L’avocat commis d’office ne peut pas refuser de représenter un accusé

L’avocat commis d’office ne peut pas refuser de représenter un accusé

Conseil Constitutionnel : L’avocat commis d’office ne peut pas refuser de représenter un accusé !

Saisi par l’avocat lillois Franck Berton, célèbre pour son travail lors de l’affaire d’Outreau notamment, le Conseil Constitutionnel a décidé qu’un avocat commis d’office ne pouvait pas refuser de défendre un accusé, si le président de la cour lui ordonne, même en invoquant sa clause de conscience. Une décision qui fera date dans les cours de justice.

Maître Berton saisit le Conseil Constitutionnel

Le Conseil Constitutionnel statuait à la demande de Maître Frank Berton, avocat au barreau de Lille, soutenu par le Conseil National des barreaux, le Syndicat des Avocats de France et l’ordre des avocats du barreau de Lille. Tout commence en 2014, lorsque Maître Franck Berton se présente dans la cour d’assises de Saint-Omer en qualité d’avocat de Kazim Genc qui avait été condamné en première instance à 29 ans de réclusion criminelle pour le meurtre de Zakaria Ban El Mahdi le 3 novembre 2007 à Lille. À la suite du rejet de plusieurs de ses requêtes, Maître Berton avait décidé de quitter l’audience avec son client. Mais la présidente de la cour d’assises, Sophie Degouys, avait immédiatement commis d’office Maître Berton. Celui-ci invoqua alors des motifs d’empêchement que la présidente de la cour rejeta immédiatement.

Pour Maître Berton, seul le bâtonnier est compétent et présente les garanties d’impartialité indispensables afin d’estimer les motifs d’empêchement d’un avocat devant une commission d’office. Au terme d’une procédure disciplinaire engagée contre lui, Maître Berton a donc décidé de saisir le Conseil Constitutionnel de cette question par la voie d’une question prioritaire de constitutionnalité (QPC).

La décision des Sages désapprouve Maître Berton

Mais les membres du Conseil Constitutionnel ont décidé de donner tort à l’avocat lillois.

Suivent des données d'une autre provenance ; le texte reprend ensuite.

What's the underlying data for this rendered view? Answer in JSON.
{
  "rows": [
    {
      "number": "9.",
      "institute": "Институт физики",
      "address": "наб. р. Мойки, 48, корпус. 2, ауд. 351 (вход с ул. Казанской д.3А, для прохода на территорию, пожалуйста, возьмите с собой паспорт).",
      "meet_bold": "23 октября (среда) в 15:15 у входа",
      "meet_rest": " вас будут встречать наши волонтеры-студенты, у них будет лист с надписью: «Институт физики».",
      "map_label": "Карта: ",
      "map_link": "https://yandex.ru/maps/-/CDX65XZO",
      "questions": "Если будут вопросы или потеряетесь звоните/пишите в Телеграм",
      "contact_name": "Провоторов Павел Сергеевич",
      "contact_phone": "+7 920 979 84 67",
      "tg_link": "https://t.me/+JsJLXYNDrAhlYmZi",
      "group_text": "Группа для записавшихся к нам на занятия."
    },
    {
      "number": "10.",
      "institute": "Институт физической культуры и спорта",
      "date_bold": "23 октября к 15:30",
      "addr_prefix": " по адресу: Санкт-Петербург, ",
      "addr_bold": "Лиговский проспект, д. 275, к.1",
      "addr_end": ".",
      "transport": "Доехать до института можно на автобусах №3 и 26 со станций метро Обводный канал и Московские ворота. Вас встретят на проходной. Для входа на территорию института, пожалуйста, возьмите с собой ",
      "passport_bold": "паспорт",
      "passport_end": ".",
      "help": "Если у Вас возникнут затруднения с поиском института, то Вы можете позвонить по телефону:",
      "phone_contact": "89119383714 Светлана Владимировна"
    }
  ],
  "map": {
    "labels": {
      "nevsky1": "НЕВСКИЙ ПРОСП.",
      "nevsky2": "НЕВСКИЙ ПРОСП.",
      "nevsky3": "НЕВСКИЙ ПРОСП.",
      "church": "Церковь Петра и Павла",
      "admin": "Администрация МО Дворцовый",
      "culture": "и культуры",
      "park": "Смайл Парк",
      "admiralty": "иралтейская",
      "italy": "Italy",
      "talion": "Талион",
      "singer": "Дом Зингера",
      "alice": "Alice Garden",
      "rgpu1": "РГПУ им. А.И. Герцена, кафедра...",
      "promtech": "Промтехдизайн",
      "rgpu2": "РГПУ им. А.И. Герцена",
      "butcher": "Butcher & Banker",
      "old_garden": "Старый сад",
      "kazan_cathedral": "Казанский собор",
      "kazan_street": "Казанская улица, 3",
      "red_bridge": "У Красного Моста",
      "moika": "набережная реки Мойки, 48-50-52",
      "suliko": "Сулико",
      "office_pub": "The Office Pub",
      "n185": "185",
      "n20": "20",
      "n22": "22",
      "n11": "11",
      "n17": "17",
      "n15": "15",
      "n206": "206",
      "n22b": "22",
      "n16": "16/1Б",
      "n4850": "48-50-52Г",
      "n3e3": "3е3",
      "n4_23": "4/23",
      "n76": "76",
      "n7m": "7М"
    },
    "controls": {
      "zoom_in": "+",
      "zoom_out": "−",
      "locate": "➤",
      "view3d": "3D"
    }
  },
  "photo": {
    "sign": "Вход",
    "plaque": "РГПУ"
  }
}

Par leur décision, ils réaffirment que les présidents et présidentes de cour sont parfaitement légitimes pour refuser les motifs d’empêchement d’un avocat qui aurait été commis d’office à la défense d’un accusé. Même si les Sages relèvent une difficulté du métier d’avocat puisque son métier et « les obligations de son serment lui interdisent de révéler au président de la cour d’assises, au titre d’un motif d’excuse ou d’empêchement, un élément susceptible de nuire à la défense de l’accusé », ils considèrent néanmoins que le pouvoir offert au président de la cour permet de garantir les droits de la défense « en lui permettant d’écarter des demandes qui lui paraîtraient infondées ».

Un avocat commis d’office peut donc encore invoquer la clause de conscience afin d’éviter de défendre un accusé mais il ne pourra pas aller contre la décision du président de la cour d’assises si celui-ci rejette sa demande et le contraint à représenter cet accusé. En revanche, le Conseil Constitutionnel a réaffirmé que l’accusé « peut à tout moment choisir son avocat » ce qui aura pour conséquence immédiate d’annuler « la désignation faite par le président ».

Avec cette décision du Conseil Constitutionnel de ce vendredi 4 mai 2018, confirmation est faite qu’un accusé a le droit de choisir qui peut le défendre mais qu’un avocat commis d’office ne peut en aucun cas s’opposer à sa commission si l’ordre lui est donné par le président de la cour. Une réaffirmation du droit qui ne sera pas sans conséquence pour Maître Berton qui s’expose encore à des poursuites disciplinaires.